According to Rep. Stafford, the bill “will hurt workers and place an unfair burden on them” and “on employees who are trying to get what is legally due to them.” Further, said Stafford, it requires a worker to file a “costly, timely, and intimidating” civil action in court, which would only silence them.
Rep. John Julien, D-Miami, said that the Miami-Dade County wage theft ordinance that passed the board of County Commissioners unanimously in 2010 “was trying to protect the least amongst us, the employees that work the fields in Homestead, the members that work the hospitality industry in Miami-Beach.”
Julien added that wage-theft ordinances act as an avenue for those who have had wages of $60 or more stolen from them, so that they don’t have to go to court, “where a lot of these poor people [can] not afford to go.”
“I’m concerned about what we have done here today, and now that we know we don’t have enough jobs, we are about to pass a bill that will no longer allow workers to get their just pay,” said Rep. Barbara Watson, D-Miami Gardens. “If we have an employer who is constantly ripping off his employees, this bill will prohibit employees from filing a class action lawsuit.”
Rep. Keith Perry, R-Gainseville, argued that such ordinances can hurt businesses and make fraudulent activity easy, adding “help the businesses and they’ll help the workers.”

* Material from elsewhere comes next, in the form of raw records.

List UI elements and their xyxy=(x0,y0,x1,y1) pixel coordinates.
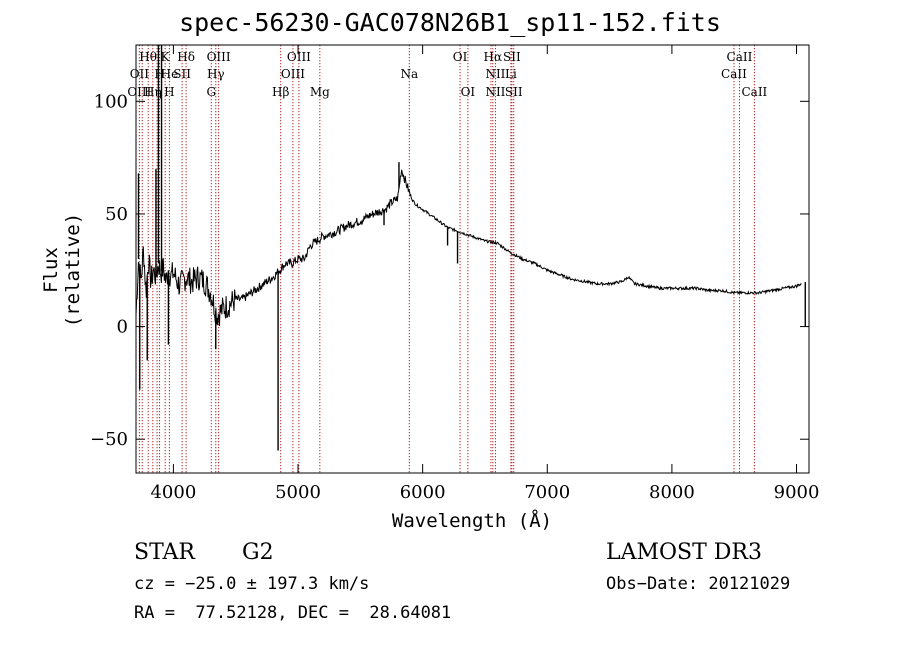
object-class: STAR xyxy=(134,540,195,565)
x-tick-label: 8000 xyxy=(649,482,695,503)
x-tick-label: 4000 xyxy=(150,482,196,503)
line-id-label: Na xyxy=(400,67,418,81)
x-tick-label: 9000 xyxy=(774,482,820,503)
line-id-label: Hη xyxy=(144,85,162,99)
survey-name: LAMOST DR3 xyxy=(606,540,762,565)
line-id-label: OIII xyxy=(127,85,151,99)
x-tick-label: 6000 xyxy=(400,482,446,503)
line-id-label: OIII xyxy=(281,67,305,81)
line-id-label: Hγ xyxy=(207,67,225,81)
flux-series xyxy=(135,45,806,451)
line-id-label: He xyxy=(161,67,179,81)
line-id-label: Hα xyxy=(484,50,503,64)
redshift-text: cz = −25.0 ± 197.3 km/s xyxy=(134,574,370,594)
line-id-label: SII xyxy=(173,67,191,81)
x-tick-label: 5000 xyxy=(275,482,321,503)
plot-frame xyxy=(135,44,810,474)
line-id-label: Li xyxy=(505,67,517,81)
line-id-label: OI xyxy=(461,85,476,99)
line-id-label: Hθ xyxy=(139,50,157,64)
line-id-label: CaII xyxy=(721,67,747,81)
y-axis-label: Flux (relative) xyxy=(40,212,84,328)
chart-title: spec-56230-GAC078N26B1_sp11-152.fits xyxy=(179,8,721,37)
line-id-label: NII xyxy=(485,67,505,81)
y-tick-label: −50 xyxy=(90,429,128,450)
line-id-label: OI xyxy=(453,50,468,64)
line-id-markers xyxy=(138,45,755,473)
axis-ticks: 4000 5000 6000 7000 8000 9000 −50 0 50 100 xyxy=(90,45,819,503)
obs-date: Obs−Date: 20121029 xyxy=(606,574,791,594)
line-id-label: CaII xyxy=(741,85,767,99)
line-id-label: OII xyxy=(130,67,150,81)
line-id-label: SII xyxy=(505,85,523,99)
coordinates: RA = 77.52128, DEC = 28.64081 xyxy=(134,603,452,623)
line-id-label: SII xyxy=(503,50,521,64)
x-tick-label: 7000 xyxy=(524,482,570,503)
line-id-label: CaII xyxy=(727,50,753,64)
line-id-label: OIII xyxy=(207,50,231,64)
y-tick-label: 100 xyxy=(94,91,128,112)
line-id-label: Mg xyxy=(310,85,330,99)
y-tick-label: 50 xyxy=(105,204,128,225)
line-id-label: Hδ xyxy=(177,50,195,64)
line-id-label: K xyxy=(161,50,171,64)
line-id-label: NII xyxy=(485,85,505,99)
flux-line xyxy=(135,169,802,326)
object-subclass: G2 xyxy=(242,540,274,565)
line-id-label: OIII xyxy=(287,50,311,64)
line-id-label: H xyxy=(154,67,164,81)
line-id-label: Hβ xyxy=(272,85,289,99)
x-axis-label: Wavelength (Å) xyxy=(391,510,553,532)
y-tick-label: 0 xyxy=(117,317,128,338)
line-id-label: H xyxy=(164,85,174,99)
line-id-label: G xyxy=(206,85,216,99)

Rep. Rick Kriseman, D-St Petersburg, said the bill is problematic in that it requires that workers come up with court costs and filing fees. “If you’re a business with over $500,000 in gross volume sales you can go ahead and steal the wage from your employee, [and] you’ll [still] have immunity,” he said.
Rep. Lori Berman, D-Delray Beach, said the bill eliminates a victim’s right to a jury trial, forbids class action suits “even when you have numerous workers victimized by the same employer,” and only grants victims the “wages their employer failed to pay.”
“What happens when it results in the person being put out of their apartment?” Berman asked. “Under this law they wouldn’t be entitled to get those items recovered.”
“In this chamber we want to help the big guy, we want to do something for the corporations, the job creators,” said Rep. Mark Pafford, D-West Palm Beach, adding that ”this bill takes the boot and puts it on the throat of the most desperate folks who need to get paid to feed their family…we’re telling them, ‘you are not important.’”
To close the debate, Goodson said that voting against his bill was akin to voting against the Florida constitution, because “no other courts may be established.”
“This bill doesn’t do anything to your rights, you still have your federal rights, state rights,” said Goodson. “This is only doing exactly what I hear they want to do – municipalities set up their own little non-judiciary hearing to help collect wages.”